Being able to freeze these tiny human brains means there will be more tissue on which researchers can test new drugs and therapies, Professor Shao wrote.
This could help us make breakthroughs in a number of stubborn areas of medicine, Dr. Takanori Takebe, a pediatrician at Cincinnati Children’s Hospital Medical Center, said in a 2018 paper.
“Organoids hold great promise to revolutionize 21st century healthcare by transforming drug development, precision medicine and ultimately transplant-based therapies for end-stage diseases,” said Dr. Takanori Takebe, a pediatrician at Children’s Medical Center Hospital in Cincinnati, in a 2018 paper.
In the more distant future, Professor Shao writes that MEDY has the potential to freeze the entire brain. But this comes with its own set of challenges, because going from freezing an organoid to a whole organ, such as the brain, is complicated for a number of reasons.

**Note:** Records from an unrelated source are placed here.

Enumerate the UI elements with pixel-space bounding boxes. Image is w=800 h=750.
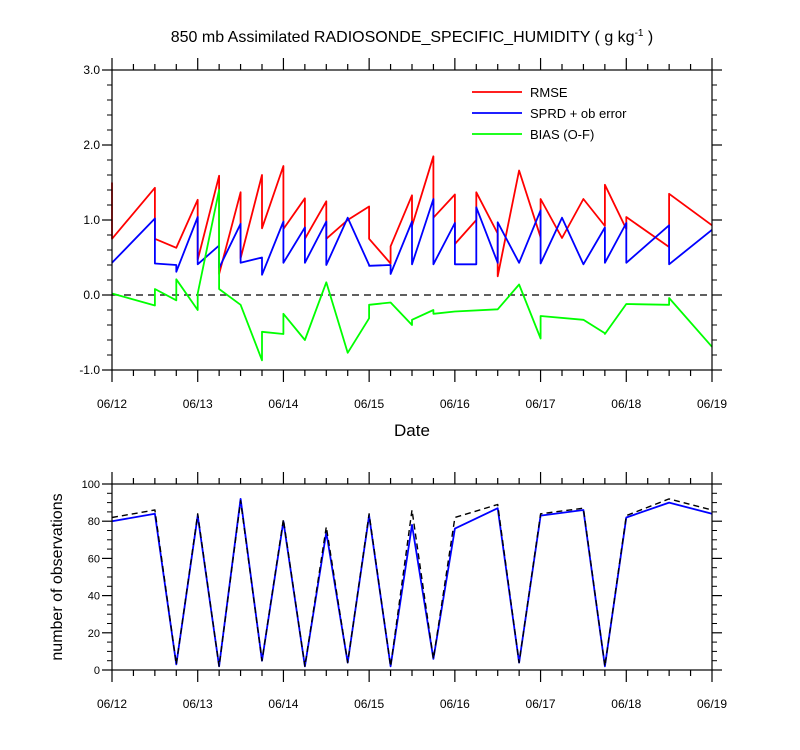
- y-tick-label: 0: [94, 665, 100, 677]
- x-tick-label: 06/19: [697, 397, 727, 411]
- legend-label: SPRD + ob error: [530, 106, 627, 121]
- x-tick-label: 06/15: [354, 397, 384, 411]
- x-tick-label: 06/16: [440, 397, 470, 411]
- x-tick-label: 06/14: [268, 397, 298, 411]
- legend: RMSE SPRD + ob error BIAS (O-F): [472, 85, 627, 142]
- x-tick-label: 06/19: [697, 697, 727, 711]
- x-tick-label: 06/12: [97, 697, 127, 711]
- x-tick-label: 06/15: [354, 697, 384, 711]
- x-tick-label: 06/16: [440, 697, 470, 711]
- top-chart-panel: 850 mb Assimilated RADIOSONDE_SPECIFIC_H…: [79, 28, 727, 440]
- series-line-assimilated: [111, 497, 713, 668]
- y-tick-label: 20: [88, 628, 100, 640]
- legend-label: BIAS (O-F): [530, 127, 594, 142]
- x-tick-label: 06/13: [183, 697, 213, 711]
- x-tick-label: 06/17: [526, 397, 556, 411]
- series-line-possible: [111, 498, 713, 667]
- x-tick-label: 06/18: [611, 397, 641, 411]
- y-tick-label: 100: [82, 479, 100, 491]
- y-tick-label: 3.0: [83, 63, 100, 77]
- y-tick-label: 0.0: [83, 288, 100, 302]
- y-axis-label: number of observations: [49, 493, 66, 660]
- x-tick-label: 06/17: [526, 697, 556, 711]
- y-tick-label: 1.0: [83, 213, 100, 227]
- x-tick-label: 06/14: [268, 697, 298, 711]
- bottom-chart-panel: 06/12 06/13 06/14 06/15 06/16 06/17 06/18 06/19…: [49, 472, 727, 711]
- legend-label: RMSE: [530, 85, 568, 100]
- y-tick-label: 40: [88, 591, 100, 603]
- y-tick-label: 80: [88, 516, 100, 528]
- x-tick-label: 06/12: [97, 397, 127, 411]
- chart-title: 850 mb Assimilated RADIOSONDE_SPECIFIC_H…: [171, 28, 654, 46]
- y-tick-label: -1.0: [79, 363, 100, 377]
- x-tick-label: 06/18: [611, 697, 641, 711]
- top-plot-frame: [111, 69, 713, 371]
- y-tick-label: 2.0: [83, 138, 100, 152]
- series-line-bias-o-f: [111, 189, 713, 362]
- x-tick-label: 06/13: [183, 397, 213, 411]
- y-tick-label: 60: [88, 553, 100, 565]
- x-axis-label: Date: [394, 421, 430, 440]
- bottom-plot-frame: [111, 483, 713, 671]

Studying organelles in general is a great way to understand how certain types of cells work.
But it’s not always effective at predicting how an entire organ will respond to new stimuli, because what’s in the dish is much less complex than what’s in our bodies, researchers at the Broad Center for Regenerative Medicine at Eli and Edith at the University of California wrote in 2023.

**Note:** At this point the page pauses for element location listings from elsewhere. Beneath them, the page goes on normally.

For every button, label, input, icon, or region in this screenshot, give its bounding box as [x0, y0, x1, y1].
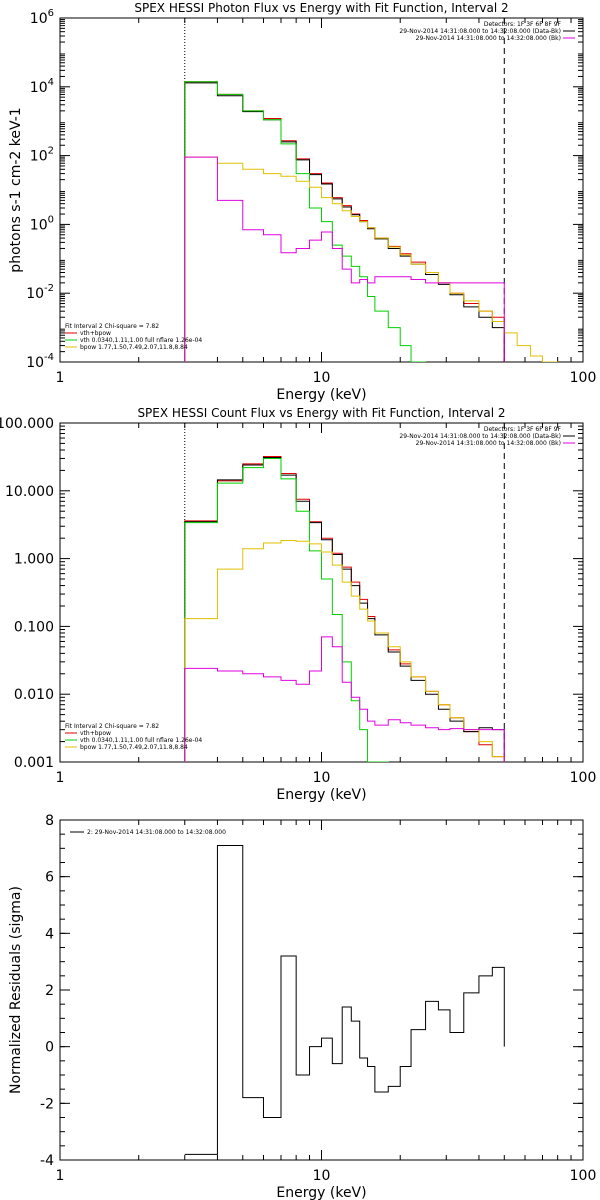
y-tick-label: 0	[45, 1040, 54, 1056]
x-axis-label: Energy (keV)	[276, 387, 366, 403]
y-tick-label: 0.100	[14, 619, 54, 635]
series-total-line	[184, 81, 505, 362]
legend-entry: vth 0.0340,1.11,1.00 full nflare 1.26e-0…	[80, 337, 202, 344]
y-tick-label: 10.000	[5, 484, 54, 500]
legend-detectors: Detectors: 1F 3F 6F 8F 9F	[484, 426, 562, 433]
x-tick-label: 1	[56, 1168, 65, 1184]
series-bpow-line	[184, 156, 559, 362]
y-tick-label: 106	[30, 8, 54, 27]
series-vth-line	[184, 457, 389, 762]
legend-fit-info: Fit Interval 2 Chi-square = 7.82	[65, 723, 159, 730]
y-tick-label: 100	[30, 214, 54, 233]
y-tick-label: -2	[40, 1096, 54, 1112]
legend-entry: 29-Nov-2014 14:31:08.000 to 14:32:08.000…	[416, 35, 561, 42]
y-tick-label: 10-2	[26, 283, 54, 302]
x-tick-label: 10	[313, 370, 331, 386]
y-tick-label: 100.000	[0, 416, 54, 432]
y-tick-label: 104	[30, 77, 54, 96]
y-tick-label: 1.000	[14, 552, 54, 568]
series-data-line	[184, 82, 505, 362]
legend-entry: bpow 1.77,1.50,7.49,2.07,11.8,8.84	[80, 744, 188, 751]
x-tick-label: 10	[313, 770, 331, 786]
series-vth-line	[184, 81, 427, 362]
legend-entry: 29-Nov-2014 14:31:08.000 to 14:32:08.000…	[416, 440, 561, 447]
y-tick-label: 102	[30, 146, 54, 165]
x-tick-label: 1	[56, 770, 65, 786]
chart-panel-3: 1 10 100 -4 -2 0 2 4 6 8 Energy (keV) Normalized Re…	[8, 813, 596, 1200]
legend-entry: 2: 29-Nov-2014 14:31:08.000 to 14:32:08.…	[87, 829, 226, 836]
x-tick-label: 100	[570, 1168, 597, 1184]
series-data-line	[184, 456, 505, 762]
y-tick-label: 0.010	[14, 687, 54, 703]
y-tick-label: 8	[45, 813, 54, 829]
x-tick-label: 1	[56, 370, 65, 386]
legend-detectors: Detectors: 1F 3F 6F 8F 9F	[484, 21, 562, 28]
chart-title: SPEX HESSI Photon Flux vs Energy with Fi…	[134, 1, 508, 15]
y-axis-label: photons s-1 cm-2 keV-1	[8, 107, 24, 272]
y-tick-label: 0.001	[14, 755, 54, 771]
legend-entry: vth 0.0340,1.11,1.00 full nflare 1.26e-0…	[80, 737, 202, 744]
x-tick-label: 100	[570, 770, 597, 786]
chart-panel-1: SPEX HESSI Photon Flux vs Energy with Fi…	[8, 1, 596, 403]
legend-entry: vth+bpow	[80, 730, 111, 737]
legend-entry: bpow 1.77,1.50,7.49,2.07,11.8,8.84	[80, 344, 188, 351]
chart-title: SPEX HESSI Count Flux vs Energy with Fit…	[137, 406, 505, 420]
series-bkg-line	[184, 156, 505, 362]
y-axis-label: Normalized Residuals (sigma)	[8, 886, 24, 1094]
y-tick-label: 10-4	[26, 352, 54, 371]
y-tick-label: 4	[45, 926, 54, 942]
series-bpow-line	[184, 539, 505, 762]
x-axis-label: Energy (keV)	[276, 787, 366, 803]
chart-panel-2: SPEX HESSI Count Flux vs Energy with Fit…	[0, 406, 596, 803]
y-tick-label: 2	[45, 983, 54, 999]
legend-entry: vth+bpow	[80, 330, 111, 337]
x-axis-label: Energy (keV)	[276, 1185, 366, 1200]
x-tick-label: 100	[570, 370, 597, 386]
y-tick-label: 6	[45, 870, 54, 886]
x-tick-label: 10	[313, 1168, 331, 1184]
series-data-line	[184, 845, 505, 1155]
legend-fit-info: Fit Interval 2 Chi-square = 7.82	[65, 323, 159, 330]
series-bkg-line	[184, 636, 505, 762]
legend-entry: 29-Nov-2014 14:31:08.000 to 14:32:08.000…	[399, 28, 561, 35]
y-tick-label: -4	[40, 1153, 54, 1169]
legend-entry: 29-Nov-2014 14:31:08.000 to 14:32:08.000…	[399, 433, 561, 440]
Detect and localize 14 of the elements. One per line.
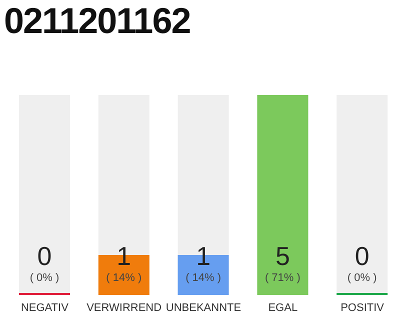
x-tick-label: NEGATIV [20, 302, 70, 314]
data-label: 5 [275, 241, 290, 271]
chart-title: 0211201162 [4, 0, 190, 42]
data-label: 0 [37, 241, 52, 271]
x-tick-label: VERWIRREND [86, 302, 162, 314]
annotation: ( 71% ) [264, 272, 300, 284]
annotation: ( 14% ) [186, 272, 222, 284]
annotation: ( 0% ) [347, 272, 377, 284]
x-tick-label: POSITIV [340, 302, 385, 314]
annotation: ( 0% ) [30, 272, 60, 284]
x-tick-label: EGAL [268, 302, 298, 314]
annotation: ( 14% ) [106, 272, 142, 284]
x-tick-label: UNBEKANNTE [166, 302, 242, 314]
data-label: 0 [354, 241, 370, 271]
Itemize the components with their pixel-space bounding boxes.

Furthermore, the University of California researchers write that these organelles simply “do not reflect the overall composition, organization, or function of the human brain.” So it’s hard to know if the way we freeze the organelle will translate to the whole brain.
Also, even if we can successfully freeze a brain without damaging it, there will be a whole new set of challenges to thawing it and reviving it because there is so little we currently understand about the brain, Dr. Ken Miller, a theoretical neuroscientist at Columbia University, told CNET.
“The most basic answer about how the brain works is that we don’t know. We know how many parts work … but we’re a long way from understanding the system,” Dr Miller said.